The law as regard the test to the applied when considering whether or not a driver is said to have been driving in a dangerous manner was stated in the case of R –vs- Evans [1962]3 All ER 1086 at page 1088 where Fenton Atkinson J. A. stated that:

“… the objective test, because it has been laid down again and again in the reported cases, among others by Lord Goddard C.J. in Hill –vs- Baxter (1) where he said:

“the first thing to be remembered is that the statute contains an absolute prohibition against driving dangerously or ignoring halt signs.  No question of mens rea enters into the offence; it is no answer to a charge under the section to say ‘I did not mean to drive dangerously’ or ‘I did not notice the halt sign’.”

It is quite clear from the reported cases that, if in fact a man adopts a manner of driving which the jury think was dangerous to other road users in all the circumstances, then on the issue of guilt it matters not whether he was deliberately reckless, careless, momentarily inattentive or even doing his incompetent best.”

Section 46 of our Traffic Act is similarly worded like the English Act that the learned judge referred to and states that “any person who causes the death of another by driving a motor vehicle on a road recklessly or at a speed or in a manner which is dangerous to the public …” The said Section of the Traffic Act is absolute is terms of liability.  It does not matter that the driver thought that he was driving as best as he could in the circumstances.  If the court is of the opinion that he was driving dangerously, then he shall be found guilty of the offence of dangerous driving.  The above English decision was quoted with approval by V. V. Patel, J. in the case of Okech –vs- Republic [1990] KLR 705.

In the instant appeal, it is evident that the appellant was driving the said motor vehicle at a very high speed during the entire journey from Nairobi to the spot where the motor vehicle was involved in an accident.  Several passengers who were in the motor vehicle, testified that the appellant was driving the said motor vehicle at a high speed.  PW13 testified how the appellant was nearly involved in an accident at the Globe round about in Nairobi when they commenced the journey because of the manner in which he was driving the said motor vehicle.  He also described how the appellant recklessly and dangerously overtook three motor vehicles in a place clearly marked with a yellow line.  Although the evidence of PW15 the Police Officer who went to the scene soon after the accident established that the point of impact of the accident was in the lane where the appellant was legally allowed to drive the said motor vehicle i.e. on the left lane of the road as one is travelling from Nairobi to Nakuru, it is clear that if the appellant was driving within the speed limit of 50 kph having approached the road junction towards Naivasha Township, the accident could not have occurred, and if it had occurred, then the deceased persons could not have been killed.

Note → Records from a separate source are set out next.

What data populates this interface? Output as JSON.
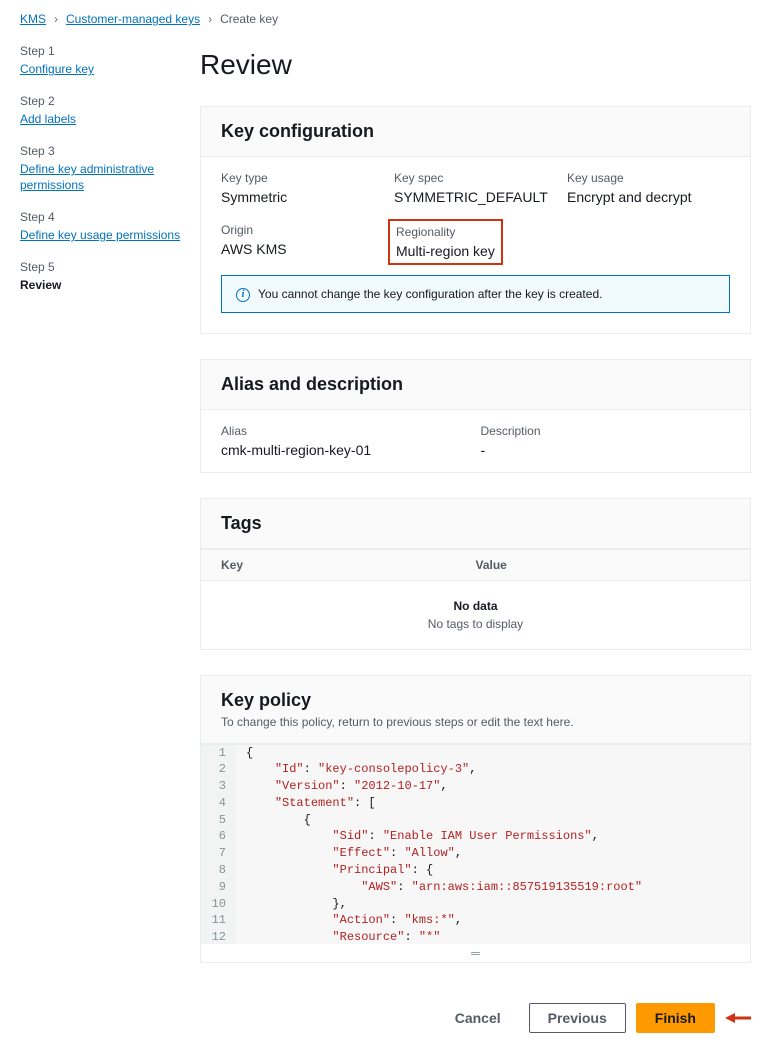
{
  "breadcrumb": {
    "items": [
      "KMS",
      "Customer-managed keys",
      "Create key"
    ]
  },
  "sidebar": {
    "steps": [
      {
        "label": "Step 1",
        "title": "Configure key",
        "active": false
      },
      {
        "label": "Step 2",
        "title": "Add labels",
        "active": false
      },
      {
        "label": "Step 3",
        "title": "Define key administrative permissions",
        "active": false
      },
      {
        "label": "Step 4",
        "title": "Define key usage permissions",
        "active": false
      },
      {
        "label": "Step 5",
        "title": "Review",
        "active": true
      }
    ]
  },
  "page": {
    "title": "Review"
  },
  "keyconfig": {
    "heading": "Key configuration",
    "items": {
      "keytype": {
        "label": "Key type",
        "value": "Symmetric"
      },
      "keyspec": {
        "label": "Key spec",
        "value": "SYMMETRIC_DEFAULT"
      },
      "keyusage": {
        "label": "Key usage",
        "value": "Encrypt and decrypt"
      },
      "origin": {
        "label": "Origin",
        "value": "AWS KMS"
      },
      "regionality": {
        "label": "Regionality",
        "value": "Multi-region key"
      }
    },
    "alert": "You cannot change the key configuration after the key is created."
  },
  "aliasdesc": {
    "heading": "Alias and description",
    "alias": {
      "label": "Alias",
      "value": "cmk-multi-region-key-01"
    },
    "desc": {
      "label": "Description",
      "value": "-"
    }
  },
  "tags": {
    "heading": "Tags",
    "col1": "Key",
    "col2": "Value",
    "nodata_title": "No data",
    "nodata_sub": "No tags to display"
  },
  "keypolicy": {
    "heading": "Key policy",
    "sub": "To change this policy, return to previous steps or edit the text here.",
    "code": [
      "{",
      "    \"Id\": \"key-consolepolicy-3\",",
      "    \"Version\": \"2012-10-17\",",
      "    \"Statement\": [",
      "        {",
      "            \"Sid\": \"Enable IAM User Permissions\",",
      "            \"Effect\": \"Allow\",",
      "            \"Principal\": {",
      "                \"AWS\": \"arn:aws:iam::857519135519:root\"",
      "            },",
      "            \"Action\": \"kms:*\",",
      "            \"Resource\": \"*\"",
      "        }",
      "    ]"
    ]
  },
  "footer": {
    "cancel": "Cancel",
    "previous": "Previous",
    "finish": "Finish"
  }
}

While I agree with the submissions made by the appellant’s advocate, that the deceased driver was partly to blame for the accident in that he crossed onto the path of the appellant’s motor vehicle, the fact that the appellant had broken the law by driving the said motor vehicle beyond the speed limit makes him equally culpable.  In the circumstances of this case therefore, having carefully re-evaluated the evidence adduced, I have reached the same conclusion that the trial magistrate reached that the appellants caused the death of the deceased person by dangerous driving.  The appellant drove the said motor vehicle at a reckless speed and ignored the fact that he ought to have reduced the speed of the said motor vehicle when he approached a major junction.  The appellant ignored the speed limit set at the spot where the accident occurred.

The upshot of the above reasons is that the appeal filed by the appellant against conviction and sentence lacks merit and is hereby dismissed.  The conviction and sentence of the trial magistrate is hereby confirmed.  It is so ordered.

DATED at NAKURU this 12th day of May 2006.